INDIANAPOLIS — Agents with the Federal Bureau of Investigation confirm they have received several reports about people trying to buy or sell fake vaccination cards in the Hoosier state.
Special Agent Victoria Madtson said most of the chatter they have seen about Hoosiers buying fake documents has been on social media.
This report comes after several people were arrested in other states accused of selling fake cards. In New Jersey, police caught a woman selling hundreds of fake cards at $200 a piece. In early September, U.S. Customs agents seized about 1,500 counterfeit vaccine cards at Chicago’s O’Hare International Airport. Also in Chicago, a pharmacist was charged with stealing official COVID vaccination cards. Investigators said he tried to sell them on eBay for $10 each. And in California, police said a bar owner was caught trying to sell fake cards at his business.

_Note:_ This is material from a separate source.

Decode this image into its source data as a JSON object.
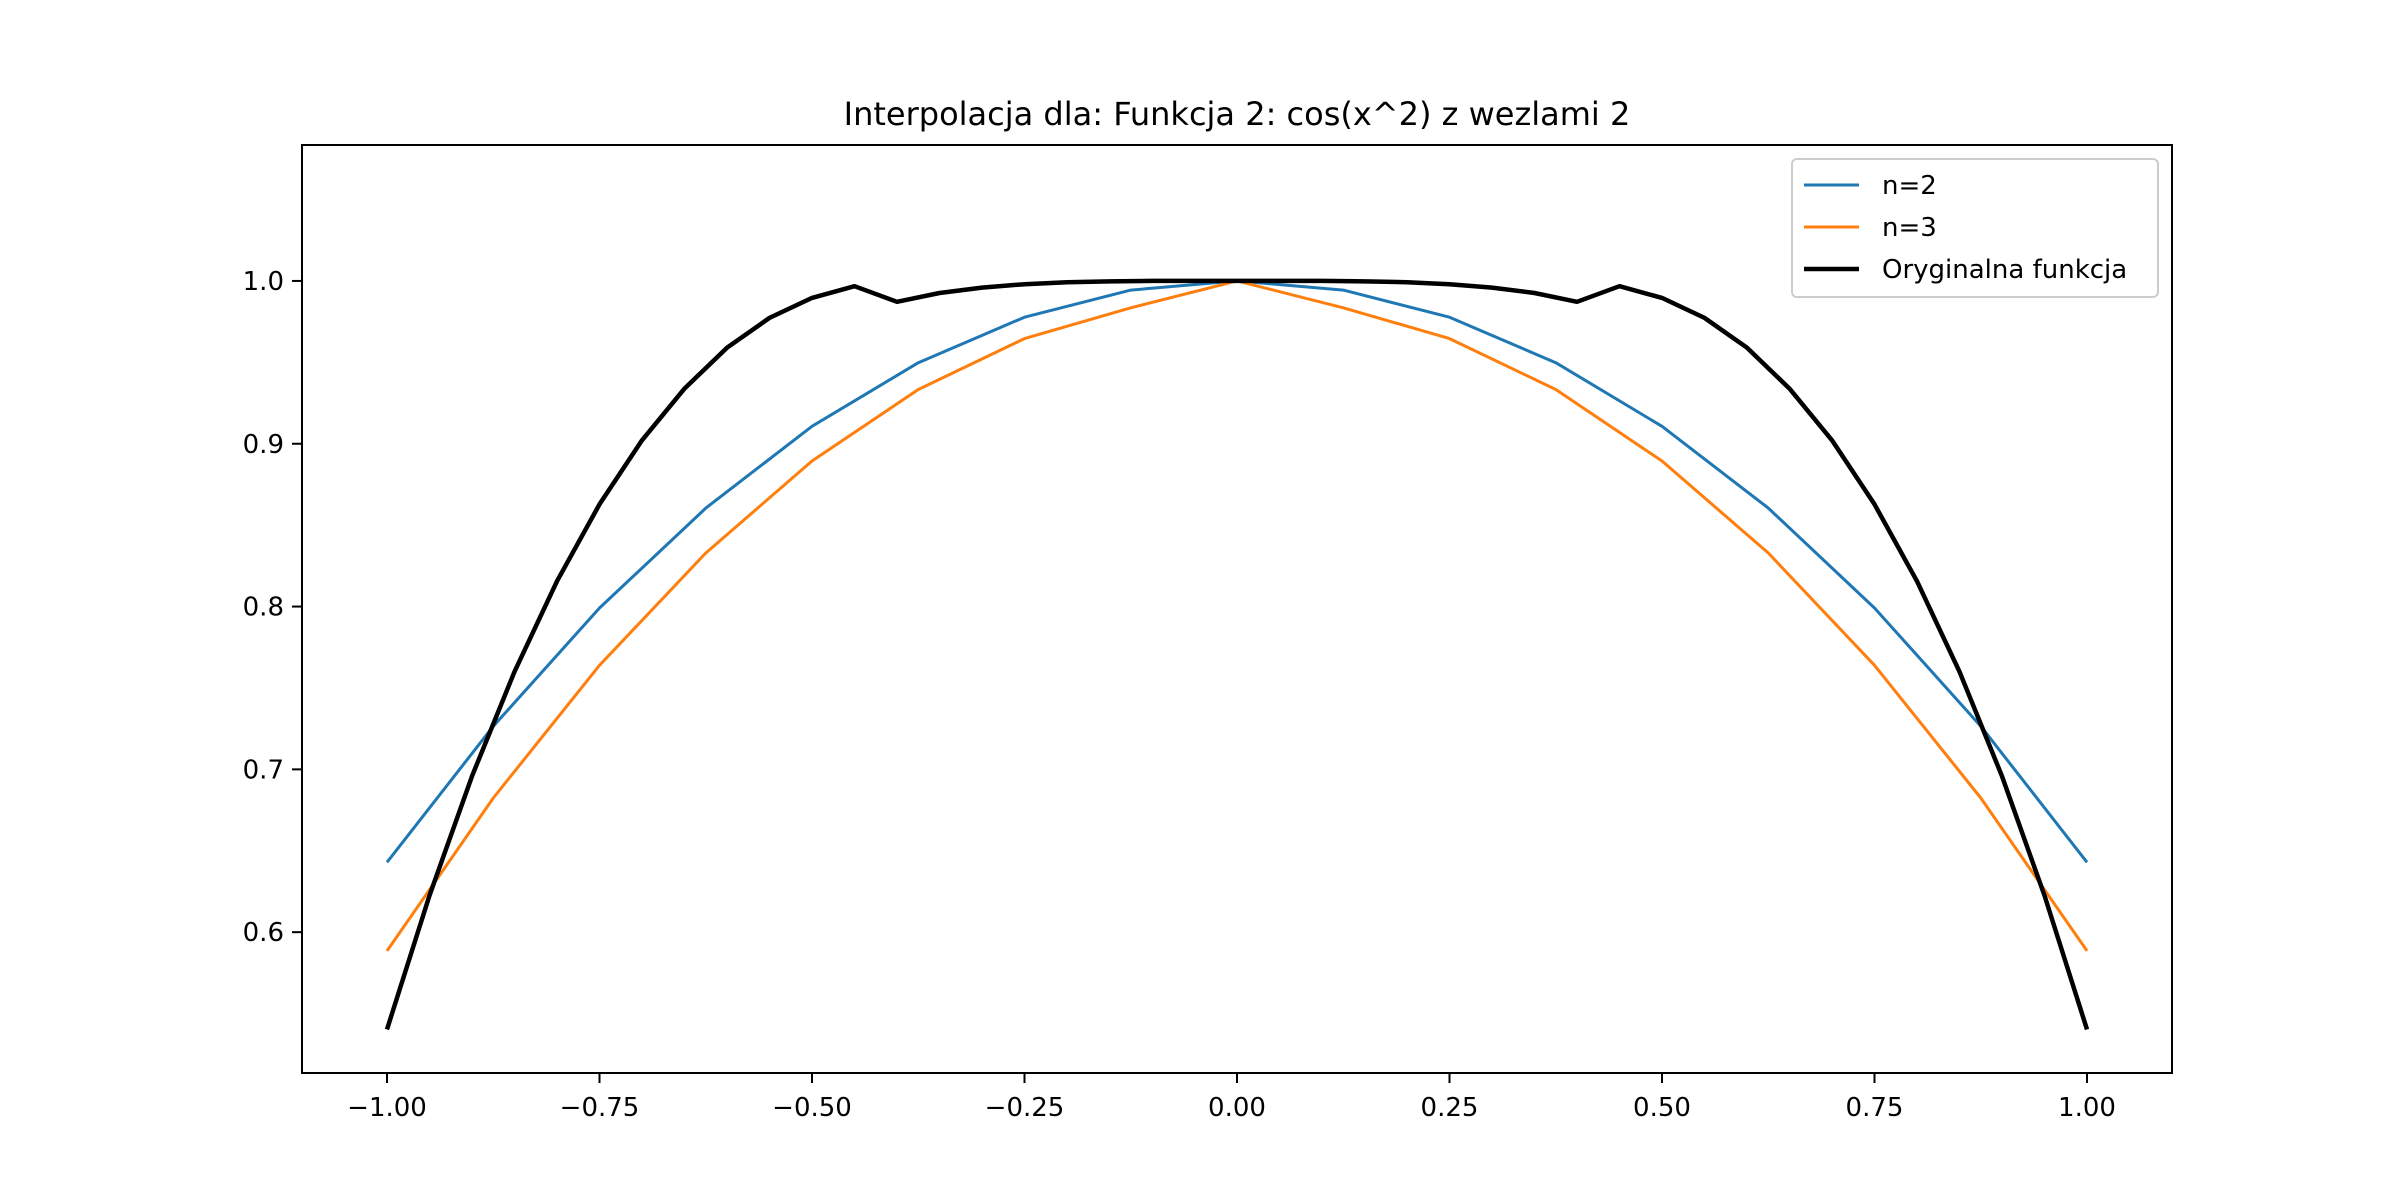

Several companies, including Amazon and Etsy, sent us statements regarding the fake documents. Each said they were not allowing the sale of vaccination cards on their websites. CBS4 did not find any listed.
“I think we can all agree that it’s wrong,” Special Agent Madtson said.
The sale of fake cards is becoming so widespread, the National Association of the Attorneys General sent several major websites a letter requesting they take “immediate action” on those selling the documents. Another group of attorneys general sent OfferUp a similar notice after someone reportedly found fraudulent, blank COVID vaccine cards there. Indiana Attorney General Todd Rokita did not sign either letter.
CBS4 asked why and whether the state of Indiana would consider legislation that would make it a crime to forge such documents, similar to what other states like New York have done. The Office of the Attorney General responded with the following statement:
We have previously issued joint alerts with ISDH for consumers to be wary of fake vaccination card scams. Under Indiana law IC 35-43-5-2, forgery is already a Level 6 felony, so a special law is not necessary.
The vaccination cards were sent to the people responsible for administering the vaccination, including clinics, doctors, and pharmacies. There was nothing special about the cards, and there are no anti-fraud measures for the cards themselves. Duplicating the physical cards would be very easy. People don’t need to buy them, they can simply photocopy them. If they used those photocopies to create a fake a vaccine card, it would be forgery.
The vaccine lot numbers that are on the vaccine cards are publicly available on the CDC website, so there is nothing that would prevent someone from using that information to forge a card, which to reiterate is already a felony under existing law.
Schools have access to CHIRP (Children and Hoosier Immunization Registry Program https://chirp.in.gov/ ) the Indiana vaccine registry. A forged vaccine card would not enter the person in the CHIRP database, so it is unlikely to fool anyone in the education system.Office of the Attorney General
The FBI agreed. Special Agent Madtson said it would be easy for a business or school to prove a person is lying about their vaccination status.
“If the records are ever pulled back to the source, there won’t be a record of that particular provider giving you the record,” she explained.
The FBI warned people who end up using counterfeit vaccine cards could face federal charges and potentially end up with a 10 to 15-year prison sentence.